Thursday, July 20, 2017

The Beach Front: DUNKIRK

Christopher Nolan’s Dunkirk is a logistical triumph about a logistical nightmare. The film tells the story of one of World War II’s nerve-wracking retreats. It’s 1940. British and French forces are repelled from the mainland, trapped on the beaches of Dunkirk with nothing but the water behind them. Off in the distance, perhaps, they can almost convince themselves England can be seen. Alas, it’s so close, yet so far away, with hundreds of thousands of soldiers sitting ducks for the Nazi bombers thundering overhead and the encroaching Axis ground forces held back by Allied gunners behind makeshift sandbag perimeters. As the film unspools, the desperate stranded men look for ways to help speed up their rescue, while we know that help is on the way agonizingly slowly. Nolan’s film has something of a Hemingway spirit about it. Dialogue is terse, to the point. The narrative is in the details, the soft surf of the tides and sea foam, the oil and explosions, the eerie quiet in the air and the dirt under fingernails, the wet hair and panicked expressions betraying stiff-upper-lip duty-bound effort. Nolan, operating at the height of his filmmaking powers, marshals his resources to not so much tell any single man’s story, but to orchestrate an experience that’ll do the real stressful cacophony justice.

He shows us this war story by land, by sea, and by air. With a deft structural trick, he weaves together three distinct speeds and perspectives with which to pass through this historical moment. By land, the soldiers (like those played by Fionn Whitehead, Cillian Murphy, and Harry Styles) and their commander (Kenneth Branagh) fret and plan and hope while under constant threat of enemy fire as they await evacuation, a story taking place over a week. By sea, we find British citizen sailors called in to help speed up the transporting of the troops (an event tenderly memorialized from the homefront’s point of view in William Wyler’s 1942 classic Mrs. Miniver) because the Navy’s destroyers can’t approach the shallows near the beach. We follow one of the boats (captained by Mark Rylance) as its crew makes its way into battle with a sense of dutiful patriotism and a solemn desire to help, a journey there and (hopefully) back again that takes a day. By air, we find the air force, strategically sending a small squadron (led by Tom Hardy) to provide cover in the final stretch of the rescue effort, a crucial dogfight taking place over the course of an hour. Nolan, with his usual crisp, precise, and confident cross-cutting (think Inception’s dream layers, Interstellar’s time change, or Memento’s backwards-and-forwards design), tells these three actions simultaneously, cutting between them to heighten suspense and danger, often in clever matches – floods of water, rat-a-tat guns, grim expressions. 

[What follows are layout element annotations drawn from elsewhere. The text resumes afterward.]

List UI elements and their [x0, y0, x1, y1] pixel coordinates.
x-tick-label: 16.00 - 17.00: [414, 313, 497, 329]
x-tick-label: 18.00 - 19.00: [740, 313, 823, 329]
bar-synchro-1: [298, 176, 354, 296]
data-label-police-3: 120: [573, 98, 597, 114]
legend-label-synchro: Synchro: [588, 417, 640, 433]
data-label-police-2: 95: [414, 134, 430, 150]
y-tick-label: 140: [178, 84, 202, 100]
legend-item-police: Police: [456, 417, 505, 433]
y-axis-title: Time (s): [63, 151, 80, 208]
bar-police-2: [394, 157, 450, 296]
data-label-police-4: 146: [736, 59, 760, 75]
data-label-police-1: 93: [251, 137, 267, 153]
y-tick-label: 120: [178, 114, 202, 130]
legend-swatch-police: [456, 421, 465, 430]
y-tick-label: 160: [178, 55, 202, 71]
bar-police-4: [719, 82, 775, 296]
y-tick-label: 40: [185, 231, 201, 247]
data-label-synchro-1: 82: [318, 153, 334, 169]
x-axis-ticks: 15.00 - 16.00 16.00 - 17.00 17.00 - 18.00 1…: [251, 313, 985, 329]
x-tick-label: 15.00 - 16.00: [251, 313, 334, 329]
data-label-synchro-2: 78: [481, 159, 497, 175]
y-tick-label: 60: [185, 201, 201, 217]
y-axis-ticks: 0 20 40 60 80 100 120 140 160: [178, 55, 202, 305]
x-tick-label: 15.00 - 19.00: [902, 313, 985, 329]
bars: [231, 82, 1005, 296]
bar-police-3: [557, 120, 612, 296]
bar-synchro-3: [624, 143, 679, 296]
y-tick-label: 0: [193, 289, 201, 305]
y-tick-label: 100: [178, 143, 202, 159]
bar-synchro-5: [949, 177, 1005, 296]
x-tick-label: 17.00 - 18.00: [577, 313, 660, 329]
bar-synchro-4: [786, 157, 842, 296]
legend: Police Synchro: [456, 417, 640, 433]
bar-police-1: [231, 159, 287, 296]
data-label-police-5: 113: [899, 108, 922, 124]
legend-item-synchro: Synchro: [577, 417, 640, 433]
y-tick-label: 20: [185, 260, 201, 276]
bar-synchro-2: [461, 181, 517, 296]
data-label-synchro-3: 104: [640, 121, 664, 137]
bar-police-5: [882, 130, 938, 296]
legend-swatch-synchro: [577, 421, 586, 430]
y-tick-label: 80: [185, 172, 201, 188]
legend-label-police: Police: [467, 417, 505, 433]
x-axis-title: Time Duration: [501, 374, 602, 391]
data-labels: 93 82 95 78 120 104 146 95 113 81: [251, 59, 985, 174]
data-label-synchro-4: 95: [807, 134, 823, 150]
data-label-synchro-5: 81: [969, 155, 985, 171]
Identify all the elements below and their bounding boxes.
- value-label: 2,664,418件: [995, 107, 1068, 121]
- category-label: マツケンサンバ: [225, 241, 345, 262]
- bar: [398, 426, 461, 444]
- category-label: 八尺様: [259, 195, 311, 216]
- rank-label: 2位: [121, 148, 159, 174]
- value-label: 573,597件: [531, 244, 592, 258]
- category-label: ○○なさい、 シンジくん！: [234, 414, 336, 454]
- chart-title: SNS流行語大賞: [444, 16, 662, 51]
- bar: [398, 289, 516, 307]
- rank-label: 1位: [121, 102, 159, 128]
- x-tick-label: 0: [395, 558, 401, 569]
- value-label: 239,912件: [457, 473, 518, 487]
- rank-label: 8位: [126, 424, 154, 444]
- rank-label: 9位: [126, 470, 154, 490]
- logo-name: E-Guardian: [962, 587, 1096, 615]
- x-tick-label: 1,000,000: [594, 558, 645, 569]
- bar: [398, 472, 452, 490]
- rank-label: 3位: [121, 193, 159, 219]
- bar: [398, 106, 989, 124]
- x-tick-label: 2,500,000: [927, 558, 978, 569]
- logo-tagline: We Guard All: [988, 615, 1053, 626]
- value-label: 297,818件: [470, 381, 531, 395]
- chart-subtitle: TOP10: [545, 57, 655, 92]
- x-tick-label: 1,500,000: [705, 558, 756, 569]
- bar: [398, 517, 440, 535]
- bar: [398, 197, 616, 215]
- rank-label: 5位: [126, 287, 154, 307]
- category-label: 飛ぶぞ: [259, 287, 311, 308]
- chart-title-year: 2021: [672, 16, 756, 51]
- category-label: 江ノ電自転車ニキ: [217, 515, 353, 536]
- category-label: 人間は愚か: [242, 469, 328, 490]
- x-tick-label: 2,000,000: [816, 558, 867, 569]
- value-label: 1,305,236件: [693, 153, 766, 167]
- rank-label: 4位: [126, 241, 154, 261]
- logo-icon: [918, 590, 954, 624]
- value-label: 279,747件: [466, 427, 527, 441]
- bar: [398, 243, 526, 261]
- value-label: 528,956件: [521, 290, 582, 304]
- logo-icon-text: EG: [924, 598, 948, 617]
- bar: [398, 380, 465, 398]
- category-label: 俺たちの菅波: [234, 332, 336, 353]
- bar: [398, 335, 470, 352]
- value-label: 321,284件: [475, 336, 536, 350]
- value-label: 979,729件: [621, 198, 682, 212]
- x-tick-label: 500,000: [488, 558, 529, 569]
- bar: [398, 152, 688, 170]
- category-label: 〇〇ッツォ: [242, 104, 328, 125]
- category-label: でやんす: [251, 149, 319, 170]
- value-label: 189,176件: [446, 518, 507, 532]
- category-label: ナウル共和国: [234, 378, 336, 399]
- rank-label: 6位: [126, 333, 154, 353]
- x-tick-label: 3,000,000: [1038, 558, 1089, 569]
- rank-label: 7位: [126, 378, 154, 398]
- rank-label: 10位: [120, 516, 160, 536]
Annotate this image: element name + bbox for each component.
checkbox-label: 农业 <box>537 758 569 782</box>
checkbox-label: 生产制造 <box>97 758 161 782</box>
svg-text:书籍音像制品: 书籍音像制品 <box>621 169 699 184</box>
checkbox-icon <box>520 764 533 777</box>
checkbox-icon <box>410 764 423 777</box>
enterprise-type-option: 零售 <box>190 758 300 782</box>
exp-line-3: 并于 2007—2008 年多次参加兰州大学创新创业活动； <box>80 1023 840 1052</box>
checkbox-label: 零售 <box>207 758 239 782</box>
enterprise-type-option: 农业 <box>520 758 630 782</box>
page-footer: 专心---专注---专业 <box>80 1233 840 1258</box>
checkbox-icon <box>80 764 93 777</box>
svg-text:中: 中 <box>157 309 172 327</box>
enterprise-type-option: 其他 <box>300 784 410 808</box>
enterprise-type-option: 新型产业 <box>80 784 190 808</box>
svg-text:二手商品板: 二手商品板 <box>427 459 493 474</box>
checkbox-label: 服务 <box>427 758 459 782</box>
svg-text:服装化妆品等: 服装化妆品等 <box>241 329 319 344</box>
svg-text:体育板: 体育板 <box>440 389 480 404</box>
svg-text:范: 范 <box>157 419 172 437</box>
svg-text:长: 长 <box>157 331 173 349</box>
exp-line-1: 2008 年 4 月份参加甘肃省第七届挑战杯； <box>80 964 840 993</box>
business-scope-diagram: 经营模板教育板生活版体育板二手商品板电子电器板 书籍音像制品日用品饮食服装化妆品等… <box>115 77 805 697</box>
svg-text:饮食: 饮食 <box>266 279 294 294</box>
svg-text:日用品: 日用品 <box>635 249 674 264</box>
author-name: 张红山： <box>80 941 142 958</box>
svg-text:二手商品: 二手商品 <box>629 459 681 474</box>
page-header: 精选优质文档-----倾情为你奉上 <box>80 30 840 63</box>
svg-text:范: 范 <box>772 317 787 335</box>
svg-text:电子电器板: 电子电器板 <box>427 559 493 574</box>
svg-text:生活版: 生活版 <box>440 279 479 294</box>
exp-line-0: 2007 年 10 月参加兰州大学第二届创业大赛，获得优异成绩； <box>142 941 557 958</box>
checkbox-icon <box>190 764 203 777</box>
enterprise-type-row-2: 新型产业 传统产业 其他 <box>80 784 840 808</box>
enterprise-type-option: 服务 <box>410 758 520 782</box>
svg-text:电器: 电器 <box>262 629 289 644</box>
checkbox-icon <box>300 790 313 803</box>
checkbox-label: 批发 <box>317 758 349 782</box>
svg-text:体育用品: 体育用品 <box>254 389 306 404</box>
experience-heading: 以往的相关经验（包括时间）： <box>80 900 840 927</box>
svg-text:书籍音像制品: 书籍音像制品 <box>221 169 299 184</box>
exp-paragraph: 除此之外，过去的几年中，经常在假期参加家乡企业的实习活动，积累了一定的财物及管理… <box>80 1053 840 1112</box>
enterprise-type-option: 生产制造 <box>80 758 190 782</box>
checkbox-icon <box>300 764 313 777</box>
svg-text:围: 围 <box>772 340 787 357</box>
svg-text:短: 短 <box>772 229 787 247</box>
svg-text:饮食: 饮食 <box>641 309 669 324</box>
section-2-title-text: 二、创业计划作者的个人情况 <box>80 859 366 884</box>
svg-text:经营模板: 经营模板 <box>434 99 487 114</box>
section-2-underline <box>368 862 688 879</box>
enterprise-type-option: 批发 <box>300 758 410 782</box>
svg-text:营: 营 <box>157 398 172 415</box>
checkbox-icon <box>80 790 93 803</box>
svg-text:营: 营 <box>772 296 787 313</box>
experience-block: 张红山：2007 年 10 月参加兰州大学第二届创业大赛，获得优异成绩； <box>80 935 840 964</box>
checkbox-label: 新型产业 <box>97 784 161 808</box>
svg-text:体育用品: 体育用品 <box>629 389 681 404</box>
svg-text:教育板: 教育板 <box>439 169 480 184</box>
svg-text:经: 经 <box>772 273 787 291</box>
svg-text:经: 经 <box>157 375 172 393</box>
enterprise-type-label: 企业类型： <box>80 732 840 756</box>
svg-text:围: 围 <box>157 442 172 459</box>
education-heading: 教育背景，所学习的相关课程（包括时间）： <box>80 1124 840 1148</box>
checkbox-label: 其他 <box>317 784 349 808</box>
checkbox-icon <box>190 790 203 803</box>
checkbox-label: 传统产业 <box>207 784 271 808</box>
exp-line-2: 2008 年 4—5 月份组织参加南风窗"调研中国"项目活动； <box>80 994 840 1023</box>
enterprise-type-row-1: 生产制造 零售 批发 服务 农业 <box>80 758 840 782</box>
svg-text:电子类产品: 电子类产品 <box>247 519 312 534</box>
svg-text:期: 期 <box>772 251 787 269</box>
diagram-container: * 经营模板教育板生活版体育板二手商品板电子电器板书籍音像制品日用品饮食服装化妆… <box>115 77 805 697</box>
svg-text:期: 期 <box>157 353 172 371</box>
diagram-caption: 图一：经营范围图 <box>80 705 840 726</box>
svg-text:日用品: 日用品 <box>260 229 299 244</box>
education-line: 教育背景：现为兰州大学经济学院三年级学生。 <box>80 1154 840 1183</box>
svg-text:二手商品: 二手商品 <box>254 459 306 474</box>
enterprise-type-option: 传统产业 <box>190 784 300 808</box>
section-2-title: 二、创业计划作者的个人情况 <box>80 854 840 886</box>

By the time the stories start to intersect, weaving details in and out, allowing us to see, say, a plane crash first as a moment from above, then floating next to it with another group of character’s later. Eventually, all three storylines converge, climax upon climax upon climax, every character’s peak danger and despair in the same moment of converging crescendos. This remarkably effective structure – experimental, but completely coherent in its logic and effects – is in service of an impeccably detailed recreation. Although the characters it focuses on are sketched quickly, fictional composite stand-ins for the masses of people involved and impacted, the overall sense of fastidious reenactment gives the film the historical weight under its immediacy. This is a lean, tense true-life thriller, every moment pulsing with the unforgiving tick, tick, tick of time running out (further emphasized by Hans Zimmer’s relentlessly simmering score). Shooting on film, and full IMAX film for many scenes, allows cinematographer Hoyte van Hoytema to craft shots of remarkable size and scale, with tangible texture and detailed grit, expansively filling the frame with eerie pale light, foreboding blank beaches, cavernous clear skies, and vast expanses of ocean. The men huddled against the forces of warfare are arranged in patterns and lines, formations and orders, holding steady to rules and regulations even in these desperate hours. 

These groups of men are buffeted by elaborate and concussive suspense sequences, immersive effects and booming sound design building dread out of the roaring engines of approaching bombers, the slow smack of waves against a tiny boat, the sputtering propellers of a struggling aircraft, an unforgiving howling wind whipping at frayed nerves. The individuals involved are merely part of the crowd. They aren’t given lengthy moments of backstory and exposition, or made into easy heroes and villains. In fact, the enemy remains unspoken, barely glimpsed behind their weapons of war. Nolan’s focus is on the effect the situation has on the groups of people involved under the vice grip of unceasing peril. They simply do what they must, in every moment, in hopes to see the next. This is an extraordinarily well-made, exceptionally well-crafted film of beautifully elaborate detail building a work of startling simplicity: three straight lines concluding in the same inevitable. It’s a film about process and strategy, how they hold together and fall apart under tough conditions when survival instincts kick in. It’s about how even in defeat you can find dignity, even in fear you can find small acts of heroism. Best of all, it’s an experience that’s uniquely cinematic, overwhelming in its scale and power.